Social isolation-induced transcriptomic changes in mouse hippocampus impact the synapse and show convergence with human genetic risk for neurodevelopmental phenotypes

Early life stress (ELS) can impact brain development and is a risk factor for neurodevelopmental disorders such as schizophrenia. Post-weaning social isolation (SI) is used to model ELS in animals, using isolation stress to disrupt a normal developmental trajectory. We aimed to investigate how SI affects the expression of genes in mouse hippocampus and to investigate how these changes related to the genetic basis of neurodevelopmental phenotypes. BL/6J mice were exposed to post-weaning SI (PD21-25) or treated as group-housed controls (n = 7-8 per group). RNA sequencing was performed on tissue samples from the hippocampus of adult male and female mice. Four hundred and 1,215 differentially-expressed genes (DEGs) at a false discovery rate of < 0.05 were detected between SI and control samples for males and females respectively. DEGS for both males and females were significantly overrepresented in gene ontologies related to synaptic structure and function, especially the post-synapse. DEGs were enriched for common variant (SNP) heritability in humans that contributes to risk of neuropsychiatric disorders (schizophrenia, bipolar disorder) and to cognitive function. DEGs were also enriched for genes harbouring rare de novo variants that contribute to autism spectrum disorder and other developmental disorders. Finally, cell type analysis revealed populations of hippocampal astrocytes that were enriched for DEGs, indicating effects in these cell types as well as neurons. Overall, these data suggest a convergence between genes dysregulated by the SI stressor in the mouse and genes associated with neurodevelopmental disorders and cognitive phenotypes in humans. To investigate the effect of post-weaning social isolation on gene expression in the adult male and female mouse hippocampus tissue, we used RNA-seq to measure gene expression changes between socially-isolated (SI) animals and group-housed (GH) controls.

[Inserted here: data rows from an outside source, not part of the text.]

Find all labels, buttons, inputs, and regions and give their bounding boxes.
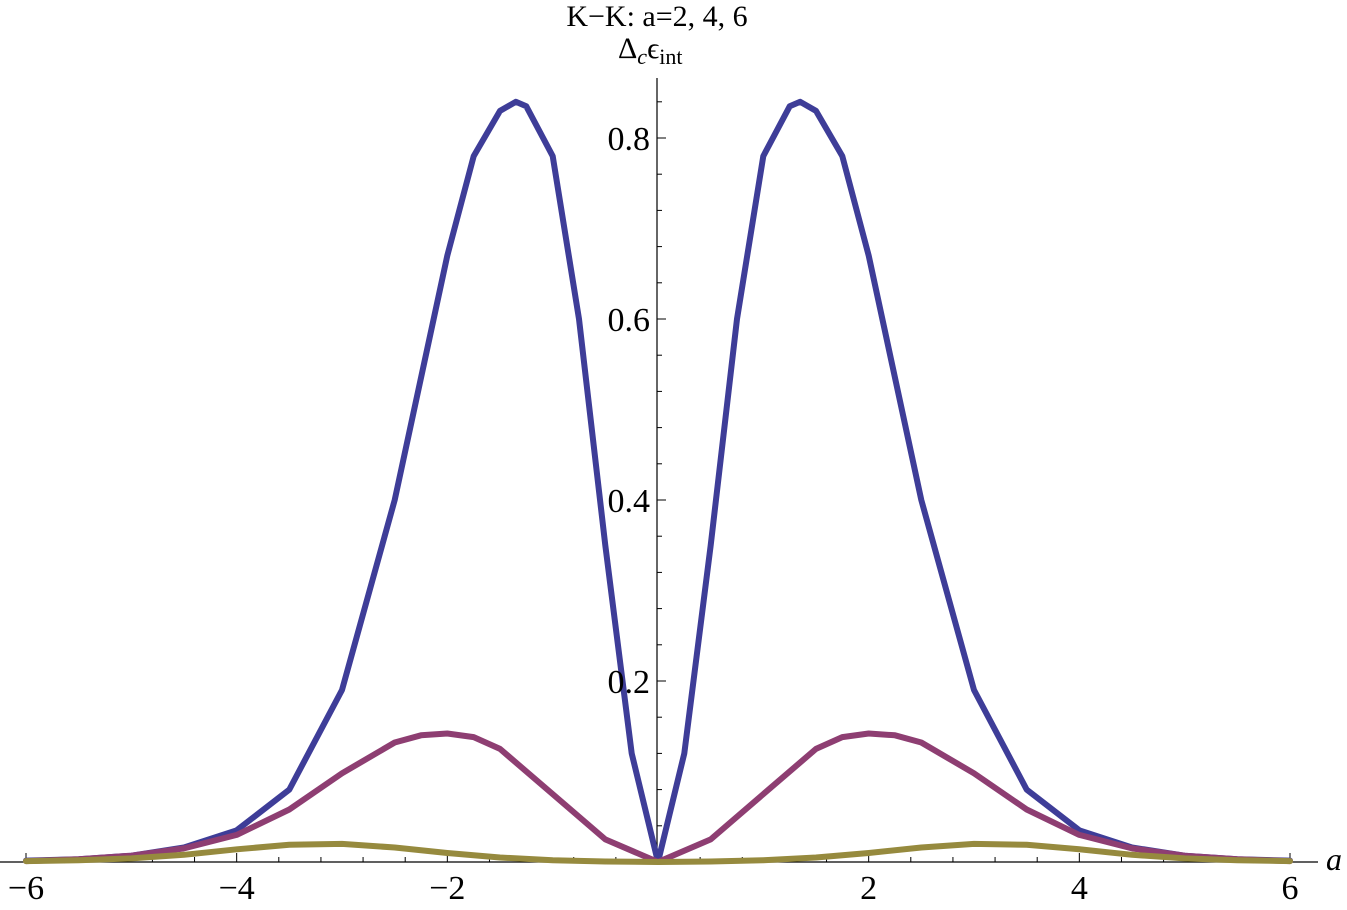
y-tick-label: 0.8 [608, 121, 651, 158]
x-tick-label: 6 [1282, 870, 1299, 907]
series-line-1 [23, 98, 1293, 865]
series-group [23, 98, 1293, 865]
series-line-3 [23, 840, 1293, 865]
x-tick-label: 2 [860, 870, 877, 907]
y-axis-label-base-sub: c [637, 44, 647, 69]
x-axis-label: a [1326, 841, 1342, 877]
y-axis-label-main-sub: int [659, 44, 682, 69]
y-axis-label: Δcϵint [618, 32, 682, 69]
x-tick-label: −6 [8, 870, 44, 907]
y-tick-label: 0.4 [608, 483, 651, 520]
y-axis-label-base: Δ [618, 32, 637, 65]
x-tick-label: −4 [219, 870, 255, 907]
y-axis-label-main: ϵ [647, 32, 659, 65]
x-tick-label: 4 [1071, 870, 1088, 907]
tick-labels: −6 −4 −2 2 4 6 0.2 0.4 0.6 0.8 [8, 121, 1299, 907]
chart-title: K−K: a=2, 4, 6 [566, 0, 747, 33]
axis-ticks [25, 101, 1291, 862]
x-tick-label: −2 [429, 870, 465, 907]
y-tick-label: 0.2 [608, 664, 651, 701]
y-tick-label: 0.6 [608, 302, 651, 339]
series-line-2 [23, 730, 1293, 865]
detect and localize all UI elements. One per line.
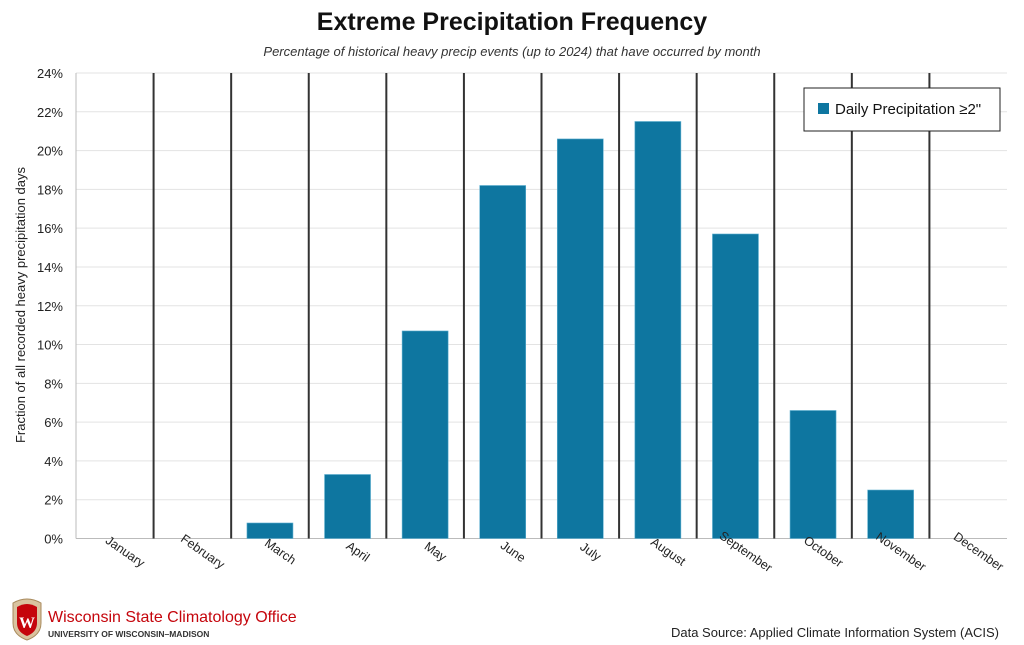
data-source: Data Source: Applied Climate Information… xyxy=(670,625,999,640)
y-tick-label: 8% xyxy=(44,376,63,391)
y-tick-label: 16% xyxy=(37,221,63,236)
bar-september xyxy=(712,233,759,539)
bar-november xyxy=(867,489,914,539)
org-name: Wisconsin State Climatology Office xyxy=(48,609,297,626)
y-tick-label: 12% xyxy=(37,299,63,314)
x-tick-label: July xyxy=(577,540,604,565)
y-tick-label: 2% xyxy=(44,493,63,508)
bar-may xyxy=(401,330,449,539)
bar-october xyxy=(789,410,837,539)
x-tick-label: June xyxy=(498,538,528,565)
bar-august xyxy=(634,121,682,539)
legend: Daily Precipitation ≥2" xyxy=(803,87,1001,132)
legend-swatch xyxy=(818,103,829,114)
y-tick-label: 20% xyxy=(37,144,63,159)
y-axis-label: Fraction of all recorded heavy precipita… xyxy=(13,166,28,443)
org-subtitle: UNIVERSITY OF WISCONSIN–MADISON xyxy=(48,629,210,639)
bar-june xyxy=(479,185,527,539)
bar-july xyxy=(556,138,604,539)
y-tick-label: 4% xyxy=(44,454,63,469)
bar-april xyxy=(324,474,371,539)
uw-crest-logo: W xyxy=(12,598,42,641)
x-tick-label: August xyxy=(648,535,688,569)
svg-text:W: W xyxy=(19,615,35,632)
x-tick-label: December xyxy=(951,529,1006,574)
x-tick-label: May xyxy=(422,539,450,564)
chart-subtitle: Percentage of historical heavy precip ev… xyxy=(263,44,761,59)
chart-title: Extreme Precipitation Frequency xyxy=(316,8,708,36)
y-tick-label: 10% xyxy=(37,338,63,353)
x-tick-label: March xyxy=(262,536,299,567)
bar-march xyxy=(246,522,294,539)
legend-label: Daily Precipitation ≥2" xyxy=(835,101,981,118)
y-tick-label: 14% xyxy=(37,260,63,275)
y-tick-label: 22% xyxy=(37,105,63,120)
x-tick-label: February xyxy=(178,532,228,573)
y-tick-label: 0% xyxy=(44,532,63,547)
x-tick-label: April xyxy=(344,539,373,565)
y-tick-label: 6% xyxy=(44,415,63,430)
y-tick-label: 24% xyxy=(37,66,63,81)
y-tick-label: 18% xyxy=(37,182,63,197)
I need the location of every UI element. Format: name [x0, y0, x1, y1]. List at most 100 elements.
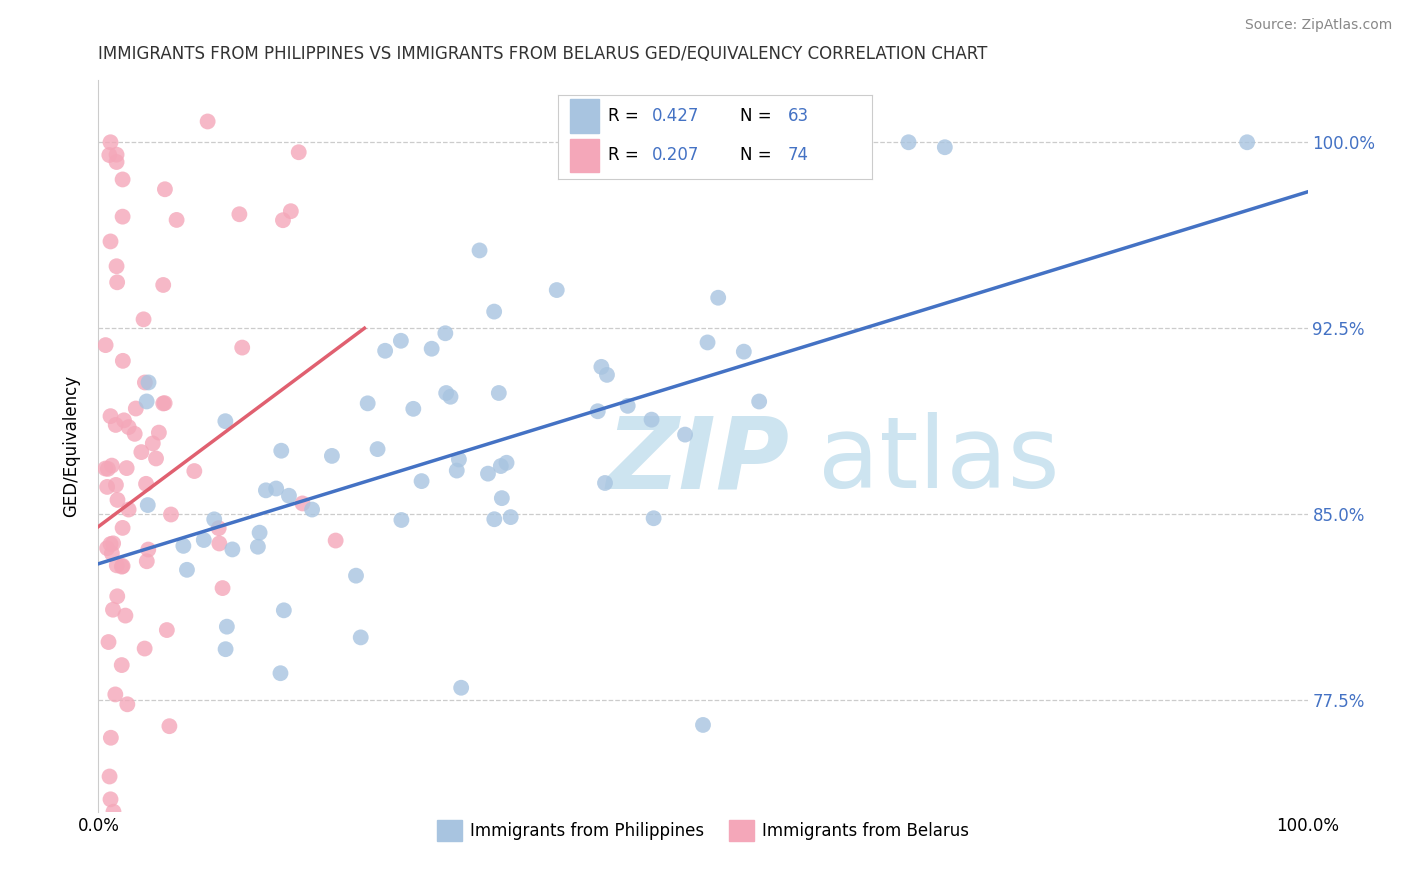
Text: Source: ZipAtlas.com: Source: ZipAtlas.com — [1244, 18, 1392, 32]
Point — [389, 334, 412, 348]
Point — [214, 642, 236, 657]
Point — [208, 521, 231, 535]
Point — [439, 390, 461, 404]
Point — [482, 304, 505, 318]
Point — [193, 533, 215, 547]
Point — [593, 475, 616, 490]
Point — [183, 464, 205, 478]
Point — [692, 718, 714, 732]
Point — [103, 805, 125, 819]
Point — [673, 427, 696, 442]
Point — [616, 399, 638, 413]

早期生活压力（Early Life Stress, ELS）可影响大脑发育，亦是精神分裂症等神经发育障碍的风险因素。断奶后社会隔离（Post-weaning Social Isolation, SI）常被用于在动物模型中模拟早期生活压力，通过隔离应激破坏动物的正常发育轨迹。本研究旨在探究断奶后社会隔离如何影响小鼠海马体的基因表达，并解析这些表达变化与神经发育表型的遗传基础之间的关联。将BL/6J小鼠分为两组，一组于出生后第21至25天（PD21-25）接受断奶后社会隔离造模，另一组作为群居饲养对照组，每组样本量为7-8只。采集成年雄性与雌性小鼠的海马体组织样本，进行RNA测序（RNA-seq）。分别在雄性与雌性小鼠的社会隔离组与对照组样本中，检测到假发现率（false discovery rate, FDR）小于0.05的差异表达基因（differentially-expressed genes, DEGs）各400个和1215个。雌雄小鼠的差异表达基因均显著富集于与突触结构和功能相关的基因本体（Gene Ontology, GO）条目，尤其是突触后结构相关条目。这些差异表达基因显著富集于与人类神经精神疾病（精神分裂症、双相情感障碍）风险及认知功能相关的常见变异（单核苷酸多态性, Single Nucleotide Polymorphism, SNP）遗传力相关的基因集。此外，这些差异表达基因也显著富集于携带罕见新发变异、与孤独症谱系障碍（Autism Spectrum Disorder）及其他发育障碍相关的基因。最后，细胞类型分析显示，海马星形胶质细胞（astrocytes）群体显著富集差异表达基因，表明该应激不仅影响神经元，也对星形胶质细胞产生作用。综上，本研究数据表明，小鼠社会隔离应激所失调的基因，与人类神经发育障碍及认知表型相关的基因存在交汇。为探究断奶后社会隔离对成年雌雄小鼠海马组织基因表达的影响，本研究采用RNA-seq技术检测了社会隔离组与群居饲养对照组动物的基因表达变化。